From starting as a community organizer, to working as a constitutional lawyer and law professor, to serving as a Ill. State Senator, and, finally, as an United States Senator, Obama has achieved before the age of fifty what many would aspire to do in a lifetime.

Yikes. I can't even count how many things are wrong with that sentence.

No, I take that back. I can:

1. Too many commas. I know I myself incline toward too many commas, so it is with motes in my eyes that I behold this. Of the six in the quoted sentence, only the last is really necessary. The first three are grammatically wrong. They might be excused if they helped make a unwieldy sentence more readable, but they don't.

All together they almost tempt one to remove as well the pair around "finally", which otherwise are unnecessary but inoffensive. Come to think of it, the word "finally" is itself unnecessary. How is Obama's service in the U.S. Senate final? The adverb is describing the sentence's narrative voice, not its content.

2. Articles. This one's not hard. If the next sound is a consonant, use "a"; if it's a vowel, use "an". An Illinois. A United.

3. Abbreviation. Why on earth would you abbreviate "Illinois" here? Even if your style book likes abbreviating state names (which it shouldn't), this would warrant an exception. It looks like you're starting an outline in the middle of the sentence, with Roman numeral III. I'm not sure why Illinois is even mentioned. The relevant information in context is that he was a state senator. The fact that it happened in Illinois, as opposed to Arizona or Pennsylvania, is incidental.

4. Capitalization.

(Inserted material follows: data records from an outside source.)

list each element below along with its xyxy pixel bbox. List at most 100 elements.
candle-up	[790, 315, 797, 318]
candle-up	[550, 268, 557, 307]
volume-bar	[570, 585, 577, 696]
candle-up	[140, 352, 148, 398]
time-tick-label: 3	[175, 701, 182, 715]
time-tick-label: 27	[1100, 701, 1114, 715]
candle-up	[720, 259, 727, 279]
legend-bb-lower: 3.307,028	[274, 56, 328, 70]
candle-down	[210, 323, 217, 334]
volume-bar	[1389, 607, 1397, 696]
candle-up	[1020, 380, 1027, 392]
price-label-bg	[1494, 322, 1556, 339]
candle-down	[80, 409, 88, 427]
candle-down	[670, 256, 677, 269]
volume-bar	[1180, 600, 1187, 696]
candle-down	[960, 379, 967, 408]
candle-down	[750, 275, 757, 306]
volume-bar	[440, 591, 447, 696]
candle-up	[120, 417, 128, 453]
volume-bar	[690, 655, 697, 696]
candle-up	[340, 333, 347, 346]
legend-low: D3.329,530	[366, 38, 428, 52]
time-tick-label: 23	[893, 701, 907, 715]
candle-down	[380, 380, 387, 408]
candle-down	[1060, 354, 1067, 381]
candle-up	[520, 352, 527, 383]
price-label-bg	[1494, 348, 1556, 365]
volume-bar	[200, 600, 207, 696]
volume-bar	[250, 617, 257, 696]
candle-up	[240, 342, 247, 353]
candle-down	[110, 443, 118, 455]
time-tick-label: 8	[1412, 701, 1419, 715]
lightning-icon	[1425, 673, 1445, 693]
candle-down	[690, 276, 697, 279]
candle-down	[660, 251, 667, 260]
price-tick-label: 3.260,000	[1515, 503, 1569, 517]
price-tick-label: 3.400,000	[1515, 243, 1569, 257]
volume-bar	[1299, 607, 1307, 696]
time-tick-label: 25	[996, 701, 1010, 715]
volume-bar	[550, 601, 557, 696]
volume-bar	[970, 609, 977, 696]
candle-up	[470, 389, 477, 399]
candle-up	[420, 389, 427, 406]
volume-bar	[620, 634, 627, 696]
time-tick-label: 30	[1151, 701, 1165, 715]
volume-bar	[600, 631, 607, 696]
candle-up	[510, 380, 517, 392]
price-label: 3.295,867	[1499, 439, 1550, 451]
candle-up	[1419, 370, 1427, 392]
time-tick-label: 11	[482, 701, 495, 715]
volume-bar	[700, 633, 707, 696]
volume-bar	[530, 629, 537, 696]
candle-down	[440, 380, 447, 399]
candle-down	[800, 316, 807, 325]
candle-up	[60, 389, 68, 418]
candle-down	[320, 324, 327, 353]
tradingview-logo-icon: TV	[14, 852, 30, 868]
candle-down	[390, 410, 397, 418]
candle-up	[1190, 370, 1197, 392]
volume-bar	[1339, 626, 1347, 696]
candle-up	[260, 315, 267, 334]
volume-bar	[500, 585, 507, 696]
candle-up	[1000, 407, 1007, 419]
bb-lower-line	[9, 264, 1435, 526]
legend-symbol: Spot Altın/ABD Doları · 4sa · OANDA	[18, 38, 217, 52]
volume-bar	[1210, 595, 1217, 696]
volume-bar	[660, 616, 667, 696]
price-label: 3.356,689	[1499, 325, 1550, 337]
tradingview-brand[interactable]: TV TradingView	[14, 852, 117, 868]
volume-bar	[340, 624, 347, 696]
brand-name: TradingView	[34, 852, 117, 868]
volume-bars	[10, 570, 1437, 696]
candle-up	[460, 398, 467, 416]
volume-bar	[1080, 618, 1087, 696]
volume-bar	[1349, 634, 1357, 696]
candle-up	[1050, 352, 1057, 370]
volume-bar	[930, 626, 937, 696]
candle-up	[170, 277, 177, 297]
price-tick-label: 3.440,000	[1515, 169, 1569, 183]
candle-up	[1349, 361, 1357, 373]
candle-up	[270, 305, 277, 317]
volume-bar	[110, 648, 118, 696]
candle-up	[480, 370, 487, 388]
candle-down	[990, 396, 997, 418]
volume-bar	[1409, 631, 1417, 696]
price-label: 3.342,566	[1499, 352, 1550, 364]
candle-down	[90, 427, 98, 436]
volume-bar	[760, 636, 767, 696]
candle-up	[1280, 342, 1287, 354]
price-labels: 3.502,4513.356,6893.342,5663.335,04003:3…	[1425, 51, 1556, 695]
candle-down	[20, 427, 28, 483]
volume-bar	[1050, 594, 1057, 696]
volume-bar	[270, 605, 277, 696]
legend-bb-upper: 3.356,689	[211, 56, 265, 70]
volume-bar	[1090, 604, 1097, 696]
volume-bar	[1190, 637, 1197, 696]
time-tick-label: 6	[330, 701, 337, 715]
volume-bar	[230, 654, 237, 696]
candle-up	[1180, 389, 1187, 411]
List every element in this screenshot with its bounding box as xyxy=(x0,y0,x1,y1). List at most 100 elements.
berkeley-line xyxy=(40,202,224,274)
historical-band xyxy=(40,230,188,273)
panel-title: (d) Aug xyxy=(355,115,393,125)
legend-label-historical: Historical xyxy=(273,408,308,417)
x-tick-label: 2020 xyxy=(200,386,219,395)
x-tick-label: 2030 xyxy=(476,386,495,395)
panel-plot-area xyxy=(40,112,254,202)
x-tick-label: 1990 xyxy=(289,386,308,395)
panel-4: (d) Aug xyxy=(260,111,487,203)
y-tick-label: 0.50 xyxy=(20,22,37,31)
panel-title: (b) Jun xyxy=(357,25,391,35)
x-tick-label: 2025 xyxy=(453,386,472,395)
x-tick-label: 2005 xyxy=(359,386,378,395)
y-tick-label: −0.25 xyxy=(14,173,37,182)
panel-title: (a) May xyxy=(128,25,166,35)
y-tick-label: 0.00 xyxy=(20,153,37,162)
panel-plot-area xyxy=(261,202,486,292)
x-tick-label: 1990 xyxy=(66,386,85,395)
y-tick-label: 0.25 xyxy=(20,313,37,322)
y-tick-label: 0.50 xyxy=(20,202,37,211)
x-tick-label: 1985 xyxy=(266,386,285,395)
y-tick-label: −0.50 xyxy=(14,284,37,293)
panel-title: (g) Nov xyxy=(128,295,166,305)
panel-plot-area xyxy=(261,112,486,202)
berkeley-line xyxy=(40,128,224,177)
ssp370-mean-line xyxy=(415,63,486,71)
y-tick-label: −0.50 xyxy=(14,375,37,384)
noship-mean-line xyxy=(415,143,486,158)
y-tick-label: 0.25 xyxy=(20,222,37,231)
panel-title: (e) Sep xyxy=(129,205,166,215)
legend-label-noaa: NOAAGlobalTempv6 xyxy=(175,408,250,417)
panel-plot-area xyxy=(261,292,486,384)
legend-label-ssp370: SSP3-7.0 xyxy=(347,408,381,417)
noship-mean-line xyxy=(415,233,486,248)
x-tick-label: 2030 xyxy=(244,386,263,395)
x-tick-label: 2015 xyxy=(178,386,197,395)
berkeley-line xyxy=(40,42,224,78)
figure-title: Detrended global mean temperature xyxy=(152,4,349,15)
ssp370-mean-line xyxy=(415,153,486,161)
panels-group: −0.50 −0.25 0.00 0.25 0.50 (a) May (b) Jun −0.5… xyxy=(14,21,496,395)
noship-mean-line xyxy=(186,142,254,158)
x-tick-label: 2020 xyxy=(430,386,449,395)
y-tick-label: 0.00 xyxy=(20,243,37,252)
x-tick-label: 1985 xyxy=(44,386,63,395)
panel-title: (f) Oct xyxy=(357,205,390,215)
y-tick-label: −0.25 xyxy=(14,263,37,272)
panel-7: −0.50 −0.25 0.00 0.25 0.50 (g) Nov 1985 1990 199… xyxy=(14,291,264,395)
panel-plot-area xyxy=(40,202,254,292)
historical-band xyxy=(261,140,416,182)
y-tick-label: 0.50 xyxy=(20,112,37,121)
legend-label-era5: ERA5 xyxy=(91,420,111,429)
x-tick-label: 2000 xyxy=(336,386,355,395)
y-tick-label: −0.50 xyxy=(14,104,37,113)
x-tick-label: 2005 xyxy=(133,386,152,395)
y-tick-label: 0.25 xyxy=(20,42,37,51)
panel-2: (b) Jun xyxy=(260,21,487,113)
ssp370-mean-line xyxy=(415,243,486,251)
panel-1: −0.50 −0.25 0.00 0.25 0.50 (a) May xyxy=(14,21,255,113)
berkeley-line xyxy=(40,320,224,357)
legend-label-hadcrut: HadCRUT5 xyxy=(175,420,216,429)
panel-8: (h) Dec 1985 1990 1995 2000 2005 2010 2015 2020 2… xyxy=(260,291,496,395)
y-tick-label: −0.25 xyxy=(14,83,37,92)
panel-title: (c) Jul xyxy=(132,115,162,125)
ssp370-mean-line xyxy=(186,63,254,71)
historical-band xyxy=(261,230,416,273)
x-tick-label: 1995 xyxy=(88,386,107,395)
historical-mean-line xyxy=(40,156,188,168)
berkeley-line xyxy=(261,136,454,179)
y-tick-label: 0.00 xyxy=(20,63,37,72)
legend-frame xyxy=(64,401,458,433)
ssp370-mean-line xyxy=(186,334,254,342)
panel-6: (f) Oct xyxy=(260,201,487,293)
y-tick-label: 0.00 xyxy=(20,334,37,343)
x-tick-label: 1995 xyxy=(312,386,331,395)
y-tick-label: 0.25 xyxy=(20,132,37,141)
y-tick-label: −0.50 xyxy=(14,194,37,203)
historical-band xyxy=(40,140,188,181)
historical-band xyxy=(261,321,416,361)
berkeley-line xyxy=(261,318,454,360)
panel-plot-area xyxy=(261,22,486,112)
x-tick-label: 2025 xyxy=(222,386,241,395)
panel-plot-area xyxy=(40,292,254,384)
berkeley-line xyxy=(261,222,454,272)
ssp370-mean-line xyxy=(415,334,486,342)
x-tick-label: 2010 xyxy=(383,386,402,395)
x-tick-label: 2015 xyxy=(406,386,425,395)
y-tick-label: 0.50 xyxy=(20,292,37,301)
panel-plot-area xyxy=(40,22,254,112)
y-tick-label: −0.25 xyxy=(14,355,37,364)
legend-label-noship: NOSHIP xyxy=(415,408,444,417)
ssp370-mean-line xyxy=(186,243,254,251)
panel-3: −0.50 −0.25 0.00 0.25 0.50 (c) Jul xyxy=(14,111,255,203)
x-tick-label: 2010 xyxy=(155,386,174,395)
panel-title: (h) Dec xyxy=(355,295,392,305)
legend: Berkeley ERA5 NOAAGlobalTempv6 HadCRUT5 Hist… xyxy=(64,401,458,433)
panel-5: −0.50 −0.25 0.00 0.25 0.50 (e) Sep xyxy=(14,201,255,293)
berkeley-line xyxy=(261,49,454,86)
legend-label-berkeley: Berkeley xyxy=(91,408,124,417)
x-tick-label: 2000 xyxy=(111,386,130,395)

I'm not sure what the Crimson's style guide says about this one either, but if you put an indefinite article in front of "senator" that suggests to me it isn't a proper noun. I would lowercase "state" and both "senator"s.

5. Even if it were properly spelled and punctuated, it's still a stupid sentence. It's a lazy and flabby stringing together of ideas without any thought to how they're related.

"From [example] to [another example], [statement]" is a standard formula for presenting information, but it's only fresh if the items you plug into it are consistent with the idea of the formula. The prepositions hint at geography (at least metaphorical) and suggest that much ground is covered between the two. The formula calls for two examples and no more. If you need to stretch it out in order to go "to" more places, that should be a hint that the structure you're looking for isn't "from ... to" at all but rather something with "and" in it. (Indeed, those three erroneous commas are an indication that at some level the writers knew they really wanted to be listing items in a series.)

Why not this?

After starting as a community organizer, Obama worked as a constitutional lawyer and law professor and then went on to serve as a legislator in the Illinois State Senate and United States Senate. Obama has achieved before the age of fifty what many would aspire to do in a lifetime.

Or if you want to connect the thoughts even more, change the period to a colon. (That's what colons are for.)

I was so appalled by the second sentence that it was quite a while before I was able to read the rest of the piece. Besides being a dull and routine endorsement, hardly worth the effort to read, it's riddled with further minor errors. (One of them amused me: Discussing immigration policy, the Crimson staff recommends "reducing shoring up boarders". That almost makes sense.)

What an embarrassment for Harvard College. Isn't it supposed to be one America's elite universities? I thought being editor of the Harvard Crismon was supposed to be a great credential. Whatever the other qualifications may be, aptitude for editing doesn't seem to be among them.